Should note that the complexity approximates O(M) where M is the working set of nodes, and is therefore appropriate to use when the working set is significantly smaller than the full set. Should also note that both reading (find) and writing (insert/delete) are about equally expensive, so it may behave poorly compared to other self-balancing trees (that only modify the tree in update) when updates are rare.

Complexity should be O(log M), unless I misuderstand what you are saying. --Stephan Schulz 13:57, 26 May 2005 (UTC)[reply]

Although the working set theorem says splays have a near O(1) access time for those items in the working set (given working set is small relative to the number of total nodes and constant), in practice randomly constructed BSTs have been shown to outperform splays even when the access pattern is heavily skewed (see, for example, Bell and Gupta). Also of note is that splay trees have better cache performance than BSTs under certain settings. Finally, we should discuss different splalying variants. Top Down vs. Bottom up. The "simple" top-down splaying variant (explained by Sleator and Tarjan) as implemented by Weiss (Data structures in C) is fast in practice (as compared to other variants).

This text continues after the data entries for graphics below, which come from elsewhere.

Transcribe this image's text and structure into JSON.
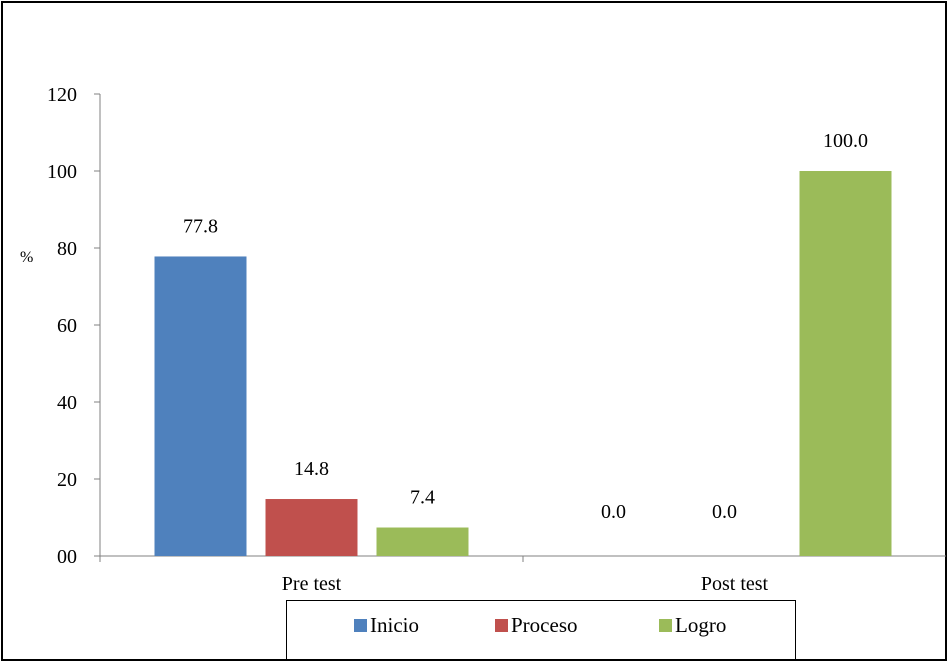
{
  "chart_data": {
    "type": "bar",
    "categories": [
      "Pre test",
      "Post test"
    ],
    "series": [
      {
        "name": "Inicio",
        "values": [
          77.8,
          0.0
        ],
        "labels": [
          "77.8",
          "0.0"
        ],
        "color": "#4f81bd"
      },
      {
        "name": "Proceso",
        "values": [
          14.8,
          0.0
        ],
        "labels": [
          "14.8",
          "0.0"
        ],
        "color": "#c0504d"
      },
      {
        "name": "Logro",
        "values": [
          7.4,
          100.0
        ],
        "labels": [
          "7.4",
          "100.0"
        ],
        "color": "#9bbb59"
      }
    ],
    "title": "",
    "xlabel": "",
    "ylabel": "%",
    "ylim": [
      0,
      120
    ],
    "yticks": [
      0,
      20,
      40,
      60,
      80,
      100,
      120
    ],
    "ytick_labels": [
      "00",
      "20",
      "40",
      "60",
      "80",
      "100",
      "120"
    ],
    "grid": false,
    "legend_position": "bottom"
  }
}
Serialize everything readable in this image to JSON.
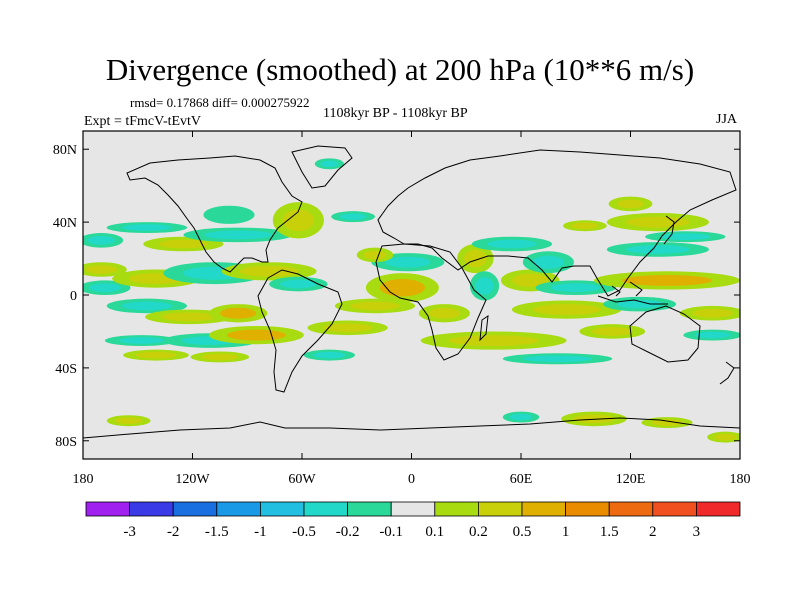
{
  "header": {
    "title": "Divergence (smoothed) at 200 hPa (10**6 m/s)",
    "stats": "rmsd= 0.17868 diff= 0.000275922",
    "expt": "Expt = tFmcV-tEvtV",
    "period": "1108kyr BP - 1108kyr BP",
    "season": "JJA"
  },
  "chart_data": {
    "type": "heatmap",
    "title": "Divergence (smoothed) at 200 hPa (10**6 m/s)",
    "projection": "cylindrical equidistant, global",
    "x_ticks": [
      "180",
      "120W",
      "60W",
      "0",
      "60E",
      "120E",
      "180"
    ],
    "x_values": [
      -180,
      -120,
      -60,
      0,
      60,
      120,
      180
    ],
    "y_ticks": [
      "80N",
      "40N",
      "0",
      "40S",
      "80S"
    ],
    "y_values": [
      80,
      40,
      0,
      -40,
      -80
    ],
    "xlim": [
      -180,
      180
    ],
    "ylim": [
      -90,
      90
    ],
    "colorbar": {
      "labels": [
        "-3",
        "-2",
        "-1.5",
        "-1",
        "-0.5",
        "-0.2",
        "-0.1",
        "0.1",
        "0.2",
        "0.5",
        "1",
        "1.5",
        "2",
        "3"
      ],
      "levels": [
        -3,
        -2,
        -1.5,
        -1,
        -0.5,
        -0.2,
        -0.1,
        0.1,
        0.2,
        0.5,
        1,
        1.5,
        2,
        3
      ],
      "colors": [
        "#a020f0",
        "#3a3ae6",
        "#1a6fe0",
        "#1a9ae6",
        "#22bfe0",
        "#22d8c8",
        "#2ad89a",
        "#e6e6e6",
        "#a8dc10",
        "#c8d00a",
        "#e0b000",
        "#ea8c00",
        "#ee6a10",
        "#f05020",
        "#f02a2a"
      ]
    },
    "blobs": [
      {
        "lon": -125,
        "lat": 28,
        "w": 22,
        "h": 4,
        "v": 0.25
      },
      {
        "lon": -95,
        "lat": 33,
        "w": 30,
        "h": 4,
        "v": -0.3
      },
      {
        "lon": -100,
        "lat": 44,
        "w": 14,
        "h": 5,
        "v": -0.2
      },
      {
        "lon": -62,
        "lat": 41,
        "w": 14,
        "h": 10,
        "v": 0.3
      },
      {
        "lon": -32,
        "lat": 43,
        "w": 12,
        "h": 3,
        "v": -0.3
      },
      {
        "lon": -145,
        "lat": 37,
        "w": 22,
        "h": 3,
        "v": -0.3
      },
      {
        "lon": -170,
        "lat": 30,
        "w": 12,
        "h": 4,
        "v": -0.4
      },
      {
        "lon": -170,
        "lat": 14,
        "w": 14,
        "h": 4,
        "v": 0.3
      },
      {
        "lon": -168,
        "lat": 4,
        "w": 14,
        "h": 4,
        "v": -0.3
      },
      {
        "lon": -140,
        "lat": 9,
        "w": 24,
        "h": 5,
        "v": 0.45
      },
      {
        "lon": -108,
        "lat": 12,
        "w": 28,
        "h": 6,
        "v": -0.5
      },
      {
        "lon": -78,
        "lat": 13,
        "w": 26,
        "h": 5,
        "v": 0.3
      },
      {
        "lon": -62,
        "lat": 6,
        "w": 16,
        "h": 4,
        "v": -0.3
      },
      {
        "lon": -145,
        "lat": -6,
        "w": 22,
        "h": 4,
        "v": -0.3
      },
      {
        "lon": -122,
        "lat": -12,
        "w": 24,
        "h": 4,
        "v": 0.25
      },
      {
        "lon": -95,
        "lat": -10,
        "w": 16,
        "h": 5,
        "v": 0.7
      },
      {
        "lon": -110,
        "lat": -25,
        "w": 26,
        "h": 4,
        "v": -0.35
      },
      {
        "lon": -85,
        "lat": -22,
        "w": 26,
        "h": 5,
        "v": 0.6
      },
      {
        "lon": -35,
        "lat": -18,
        "w": 22,
        "h": 4,
        "v": 0.3
      },
      {
        "lon": -148,
        "lat": -25,
        "w": 20,
        "h": 3,
        "v": -0.25
      },
      {
        "lon": -140,
        "lat": -33,
        "w": 18,
        "h": 3,
        "v": 0.3
      },
      {
        "lon": -105,
        "lat": -34,
        "w": 16,
        "h": 3,
        "v": 0.2
      },
      {
        "lon": -45,
        "lat": -33,
        "w": 14,
        "h": 3,
        "v": -0.25
      },
      {
        "lon": -5,
        "lat": 4,
        "w": 20,
        "h": 8,
        "v": 0.6
      },
      {
        "lon": -20,
        "lat": -6,
        "w": 22,
        "h": 4,
        "v": 0.4
      },
      {
        "lon": -2,
        "lat": 18,
        "w": 20,
        "h": 5,
        "v": -0.3
      },
      {
        "lon": -20,
        "lat": 22,
        "w": 10,
        "h": 4,
        "v": 0.25
      },
      {
        "lon": 18,
        "lat": -10,
        "w": 14,
        "h": 5,
        "v": 0.3
      },
      {
        "lon": 35,
        "lat": 20,
        "w": 10,
        "h": 8,
        "v": 0.35
      },
      {
        "lon": 40,
        "lat": 5,
        "w": 8,
        "h": 8,
        "v": -0.3
      },
      {
        "lon": 55,
        "lat": 28,
        "w": 22,
        "h": 4,
        "v": -0.3
      },
      {
        "lon": 65,
        "lat": 8,
        "w": 16,
        "h": 6,
        "v": 0.3
      },
      {
        "lon": 75,
        "lat": 18,
        "w": 14,
        "h": 6,
        "v": -0.35
      },
      {
        "lon": 85,
        "lat": -8,
        "w": 30,
        "h": 5,
        "v": 0.45
      },
      {
        "lon": 90,
        "lat": 4,
        "w": 22,
        "h": 4,
        "v": -0.3
      },
      {
        "lon": 45,
        "lat": -25,
        "w": 40,
        "h": 5,
        "v": 0.4
      },
      {
        "lon": 80,
        "lat": -35,
        "w": 30,
        "h": 3,
        "v": -0.25
      },
      {
        "lon": 110,
        "lat": -20,
        "w": 18,
        "h": 4,
        "v": 0.25
      },
      {
        "lon": 140,
        "lat": 8,
        "w": 40,
        "h": 5,
        "v": 0.75
      },
      {
        "lon": 135,
        "lat": 25,
        "w": 28,
        "h": 4,
        "v": -0.35
      },
      {
        "lon": 125,
        "lat": -5,
        "w": 20,
        "h": 4,
        "v": -0.3
      },
      {
        "lon": 135,
        "lat": 40,
        "w": 28,
        "h": 5,
        "v": 0.35
      },
      {
        "lon": 150,
        "lat": 32,
        "w": 22,
        "h": 3,
        "v": -0.3
      },
      {
        "lon": 120,
        "lat": 50,
        "w": 12,
        "h": 4,
        "v": 0.3
      },
      {
        "lon": 95,
        "lat": 38,
        "w": 12,
        "h": 3,
        "v": 0.25
      },
      {
        "lon": 165,
        "lat": -10,
        "w": 18,
        "h": 4,
        "v": 0.3
      },
      {
        "lon": 165,
        "lat": -22,
        "w": 16,
        "h": 3,
        "v": -0.3
      },
      {
        "lon": -45,
        "lat": 72,
        "w": 8,
        "h": 3,
        "v": -0.3
      },
      {
        "lon": 100,
        "lat": -68,
        "w": 18,
        "h": 4,
        "v": 0.45
      },
      {
        "lon": 140,
        "lat": -70,
        "w": 14,
        "h": 3,
        "v": 0.3
      },
      {
        "lon": 60,
        "lat": -67,
        "w": 10,
        "h": 3,
        "v": -0.25
      },
      {
        "lon": 172,
        "lat": -78,
        "w": 10,
        "h": 3,
        "v": 0.3
      },
      {
        "lon": -155,
        "lat": -69,
        "w": 12,
        "h": 3,
        "v": 0.3
      }
    ]
  }
}
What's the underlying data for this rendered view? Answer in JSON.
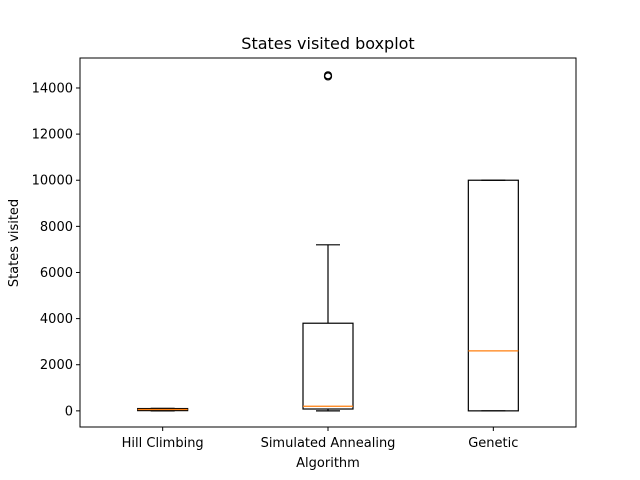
{
  "chart_data": {
    "type": "boxplot",
    "title": "States visited boxplot",
    "xlabel": "Algorithm",
    "ylabel": "States visited",
    "ylim": [
      -700,
      15300
    ],
    "yticks": [
      0,
      2000,
      4000,
      6000,
      8000,
      10000,
      12000,
      14000
    ],
    "ytick_labels": [
      "0",
      "2000",
      "4000",
      "6000",
      "8000",
      "10000",
      "12000",
      "14000"
    ],
    "grid": false,
    "categories": [
      "Hill Climbing",
      "Simulated Annealing",
      "Genetic"
    ],
    "boxes": [
      {
        "name": "Hill Climbing",
        "whisker_low": 0,
        "q1": 10,
        "median": 60,
        "q3": 100,
        "whisker_high": 110,
        "outliers": []
      },
      {
        "name": "Simulated Annealing",
        "whisker_low": 0,
        "q1": 80,
        "median": 200,
        "q3": 3800,
        "whisker_high": 7200,
        "outliers": [
          14500,
          14550
        ]
      },
      {
        "name": "Genetic",
        "whisker_low": 0,
        "q1": 0,
        "median": 2600,
        "q3": 10000,
        "whisker_high": 10000,
        "outliers": []
      }
    ],
    "colors": {
      "box": "#000000",
      "median": "#ff7f0e",
      "background": "#ffffff"
    }
  }
}
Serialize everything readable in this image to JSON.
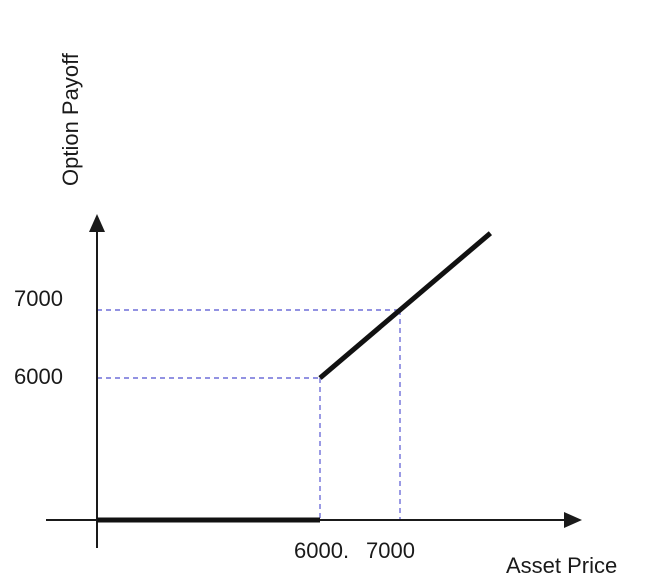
{
  "chart_data": {
    "type": "line",
    "title": "",
    "xlabel": "Asset Price",
    "ylabel": "Option Payoff",
    "x_tick_labels": [
      "6000.",
      "7000"
    ],
    "y_tick_labels": [
      "6000",
      "7000"
    ],
    "guides": [
      {
        "x": 6000,
        "y": 6000
      },
      {
        "x": 7000,
        "y": 7000
      }
    ],
    "series": [
      {
        "segments": [
          [
            [
              0,
              0
            ],
            [
              6000,
              0
            ]
          ],
          [
            [
              6000,
              6000
            ],
            [
              7000,
              7000
            ],
            [
              8130,
              8130
            ]
          ]
        ]
      }
    ],
    "grid": false,
    "colors": {
      "line": "#111111",
      "guide": "#6f6fd8",
      "axis": "#1a1a1a"
    }
  }
}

I should probably write up pseudocode (or other more detailed explanation of the algorithm), given that I have both implemented it and documented it before. Bovlb 07:56, 2004 Mar 5 (UTC)

Diagrams of Splaying would be helpful.

I would like to know what literature/research support the claim that "randomly rebalancing the tree can avoid this unbalancing effect and give similar performance to the other self-balancing algorithms"? I didn't manage to verify that, though I tried.